Falling for a friend is nothing out of the ordinary. It happens all of the time, often in the most unexpected of ways. There are an infinite number of potential triggers that could set off fireworks between two people if pulled in a particular way at just the right moment. It could be anything – a certain look, a word, a smile, an innocent graze of the hand. Then the landscape of friendship is suddenly transformed. You may begin to realize that you don’t want to be a permanent resident of the friend zone but that you would prefer to move out and set up camp in the romance district instead. This new perspective often becomes a proverbial fork in the road but before attempting to jump the border between friends and lovers, be sure to weigh the pros and cons.

Pursuing romantic intentions with a friend can sometimes be risky business. Many fear that the friendship could be jeopardized if things become awkward or too intense. It is important to keep in mind, however, that great happiness is usually a product of great risk and that if a friendship can be ruined by love, then it was probably never a true friendship at all. Deception, hypocrisy and negligence - these are the things that destroy camaraderie. Love, on the other hand, only serves to strengthen it.

A quick web search of the term “friend zone” will undoubtedly return millions of hits that point to dating experts trying to sell you their secrets for escaping the friend zone. A good chunk of that material will probably attempt to convince you that the only way out of the friend zone is through a series of deliberate and sometimes shady maneuvers that will allegedly encourage your friend’s affections. Dating may be a game but that doesn’t mean that you have to play with your friend’s emotions in order to win it.

There are many theories about what it takes to successfully leave the friend zone. In my personal opinion, escaping the friend zone unscathed requires nothing more and nothing less than the following three elements:

  • Chemistry/Mutual Attraction - This is one element of romantic relationships that cannot be negotiated. Chemistry and mutual attraction is something that you either have or you don’t so unless you are a glutton for punishment, it is probably a good idea to be realistic about whether or not it exists between you and your friend. Try to learn how to distinguish between wishful thinking and your intuition so that you can get a good sense of whether or not your ego might be in for a bruising.

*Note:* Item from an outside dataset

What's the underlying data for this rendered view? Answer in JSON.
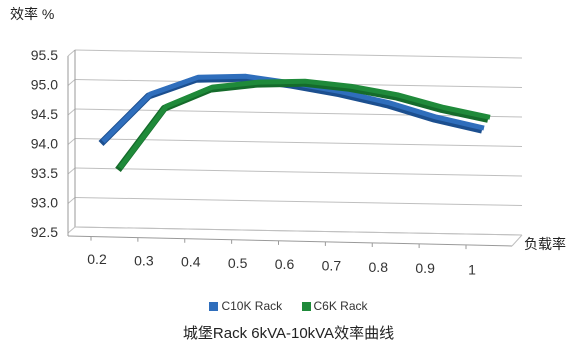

  • Timing - Most things in life are all about timing but unfortunately, it isn’t always easy to get it right. If your friend is romantically involved with someone else, it is probably best to be patient and let that relationship run its course before making your move. If, on the other hand, your friend is emotionally available and the timing feels right, then don’t let the sparks between the two of you fizzle by waiting too long to fan the flame.

  • Honesty - When the time is right, tell your friend exactly how you feel including any concerns or reservations that you might have about the friendship or the potential for romance. Always be honest about what you want and what you are willing to offer in return. You might feel extremely vulnerable at first but you never know what exciting new chapter of your life this leap of faith might open up.